The first POP centre originated on Goedgedacht farm in 2003, which since amalgamated with the centre in Riebeek Kasteel. Currently we have eight Path onto Prosperity (POP) Centres in the Western Cape.
- POP Riebeek Kasteel/Esterhof: Built in 2009 and opened in 2010.
- POP Riebeek West:Opened in 2012.
- POP Paarl: A small farm based centre since 2011.
- POP Prince Albert:Opened in this small desert town in the Karoo in 2015
- POP Koringberg:A starter POP centre made from renovated shipping containers opened in 2015.

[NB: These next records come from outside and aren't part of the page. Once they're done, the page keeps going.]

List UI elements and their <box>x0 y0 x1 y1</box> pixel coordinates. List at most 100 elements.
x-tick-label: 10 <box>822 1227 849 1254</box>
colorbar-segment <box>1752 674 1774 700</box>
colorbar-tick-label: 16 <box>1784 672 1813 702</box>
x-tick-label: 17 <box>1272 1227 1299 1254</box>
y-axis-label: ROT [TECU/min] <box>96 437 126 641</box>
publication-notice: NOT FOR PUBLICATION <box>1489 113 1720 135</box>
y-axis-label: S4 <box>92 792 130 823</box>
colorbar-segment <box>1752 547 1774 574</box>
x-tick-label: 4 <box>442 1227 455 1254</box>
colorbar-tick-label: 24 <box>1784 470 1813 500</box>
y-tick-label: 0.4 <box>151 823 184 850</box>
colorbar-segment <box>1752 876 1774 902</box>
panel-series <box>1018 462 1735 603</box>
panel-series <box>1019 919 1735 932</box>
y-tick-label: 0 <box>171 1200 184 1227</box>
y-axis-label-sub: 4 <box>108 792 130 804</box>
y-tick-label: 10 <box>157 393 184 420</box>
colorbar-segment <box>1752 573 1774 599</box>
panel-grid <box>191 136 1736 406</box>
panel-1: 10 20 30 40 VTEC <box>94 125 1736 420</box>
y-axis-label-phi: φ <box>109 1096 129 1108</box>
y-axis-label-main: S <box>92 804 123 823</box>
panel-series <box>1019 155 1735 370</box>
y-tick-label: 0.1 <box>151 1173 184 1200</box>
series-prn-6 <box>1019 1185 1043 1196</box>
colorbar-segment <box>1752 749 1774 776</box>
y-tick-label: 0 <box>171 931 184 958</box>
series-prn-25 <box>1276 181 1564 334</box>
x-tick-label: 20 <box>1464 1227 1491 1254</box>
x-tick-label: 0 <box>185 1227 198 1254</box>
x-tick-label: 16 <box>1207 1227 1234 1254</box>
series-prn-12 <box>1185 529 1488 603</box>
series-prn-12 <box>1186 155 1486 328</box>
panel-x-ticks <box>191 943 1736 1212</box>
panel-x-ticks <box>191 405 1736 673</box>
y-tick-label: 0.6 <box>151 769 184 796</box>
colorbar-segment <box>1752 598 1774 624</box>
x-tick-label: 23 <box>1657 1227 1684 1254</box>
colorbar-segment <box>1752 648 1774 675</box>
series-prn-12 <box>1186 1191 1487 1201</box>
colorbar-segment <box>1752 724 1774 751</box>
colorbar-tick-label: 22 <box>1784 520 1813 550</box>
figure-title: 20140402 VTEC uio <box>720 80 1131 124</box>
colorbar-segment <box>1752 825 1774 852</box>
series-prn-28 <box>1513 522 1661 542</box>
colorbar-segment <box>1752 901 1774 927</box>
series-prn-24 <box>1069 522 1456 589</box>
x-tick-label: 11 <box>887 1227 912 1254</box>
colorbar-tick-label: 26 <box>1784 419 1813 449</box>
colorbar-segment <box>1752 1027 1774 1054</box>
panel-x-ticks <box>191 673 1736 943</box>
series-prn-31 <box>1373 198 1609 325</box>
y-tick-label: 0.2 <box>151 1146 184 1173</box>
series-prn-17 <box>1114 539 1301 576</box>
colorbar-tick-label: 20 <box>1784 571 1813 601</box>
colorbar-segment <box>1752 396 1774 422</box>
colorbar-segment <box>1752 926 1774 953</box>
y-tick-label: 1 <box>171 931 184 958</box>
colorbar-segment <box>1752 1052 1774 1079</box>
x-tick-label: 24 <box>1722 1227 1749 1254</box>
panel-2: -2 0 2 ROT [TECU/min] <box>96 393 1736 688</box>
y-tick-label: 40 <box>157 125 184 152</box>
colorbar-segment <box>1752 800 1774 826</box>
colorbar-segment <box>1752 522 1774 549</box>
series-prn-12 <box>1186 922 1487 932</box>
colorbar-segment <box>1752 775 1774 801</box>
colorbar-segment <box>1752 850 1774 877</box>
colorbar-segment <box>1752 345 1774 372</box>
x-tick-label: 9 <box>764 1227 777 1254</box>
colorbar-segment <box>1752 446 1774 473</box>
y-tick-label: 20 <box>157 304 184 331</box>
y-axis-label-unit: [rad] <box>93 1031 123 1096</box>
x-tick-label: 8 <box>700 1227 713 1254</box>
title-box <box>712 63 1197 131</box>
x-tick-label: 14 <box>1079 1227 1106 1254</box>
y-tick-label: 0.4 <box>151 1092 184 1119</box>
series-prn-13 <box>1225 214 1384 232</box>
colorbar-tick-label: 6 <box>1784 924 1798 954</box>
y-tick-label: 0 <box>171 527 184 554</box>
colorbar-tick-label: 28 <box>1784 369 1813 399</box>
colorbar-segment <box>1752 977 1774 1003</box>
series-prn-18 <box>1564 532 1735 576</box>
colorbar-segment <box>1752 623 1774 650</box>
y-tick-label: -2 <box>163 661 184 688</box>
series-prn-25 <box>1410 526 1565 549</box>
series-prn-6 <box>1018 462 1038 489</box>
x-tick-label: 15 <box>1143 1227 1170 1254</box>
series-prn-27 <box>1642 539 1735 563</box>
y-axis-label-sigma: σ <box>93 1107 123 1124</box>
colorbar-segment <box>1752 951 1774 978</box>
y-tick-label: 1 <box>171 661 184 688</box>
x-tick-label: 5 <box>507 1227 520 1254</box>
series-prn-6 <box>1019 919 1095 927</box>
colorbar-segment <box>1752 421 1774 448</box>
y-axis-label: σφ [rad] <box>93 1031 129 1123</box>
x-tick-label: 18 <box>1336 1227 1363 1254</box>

- POP Riverlands:Starter POP opened in 2015
- POP Chatsworth:Starter POP opens in 2015
- POP Porterville: Opened in 2018 by Minister of Mineral Resources – Samson Gwede Mantashe
The centres all provide afterschool care services for children where they can do homework, sport, maths classes, art, get computer access, get access to libraries/ reading clubs, get a snack and be part of a life skills programme. Every holiday the centres also present a holiday programme to keep children busy over the long school breaks
We also started a first 1000 days programme and appointed a First Thousand Days practitioner, who goes around to all centres to support pregnant mothers and mothers with children up to two years.
Do you know that the first 1000 days of a child’s life determines his or her ability to thrive in adult life?
These Path onto Prosperity Centres also function as developmental hubs where various community groups could do their activities, e.g. service centres for senior citizens, disability groups, dance groups and community meetings.
The Path onto Properity programme recently started to follow an Asset Based Community Development approach. Through this approach we focus more on supporting the development of community strengths and initiatives instead of focusing on problems. Through this approach we make communities real partners in development instead of being passive recipients. Watch this space! We are in the process of transforming the community development space.
We are also using the Asset Based Community Development approach in communities where we do not yet have a POP centres, working with communities to identify what they have and how to use and grow what they have.
Working in the field of development is not a sprint, but a marathon. Many children who have been in our programme for the past 25 years studied further, became assets to civil society, delayed pregnancy and stayed in school longer. We are now seeing POP graduates in their mid-twenties having starting their families as sober attentive young mothers who are able to care for and nurture their babies beautifully.
In 2018 children in our afterschool programme’s maths results improved in 2018 (comparing first to third quarter) by an average of 17% and in new centres like Porterville up to 60%!!We also measure behaviour and children’s Body Mass Index to pick up any health or social problems to refer to our social work department.
For more information see the POP 2018 M&E report. Monitoring and evaluation report for POP programme 2018
In-progress POP Centres:
(Areas which have expressed interest in POP Centres; and have begun the process of establishing one)
- POP Saron – in process
2. POP Gouda
How are we doing?
There have been some modest successes. Whereas 95% of children dropped out of school by the fifth year of education when we started out in the mid-90s, now children in the POP programme go to high school and stay until they reach their highest potential.
We have also seen a substantial drop in early teenage pregnancies which were very common before we started with POP. We are now seeing POP graduates in their mid-twenties having starting their families as sober attentive young mothers who are able to care for and nurture their babies beautifully.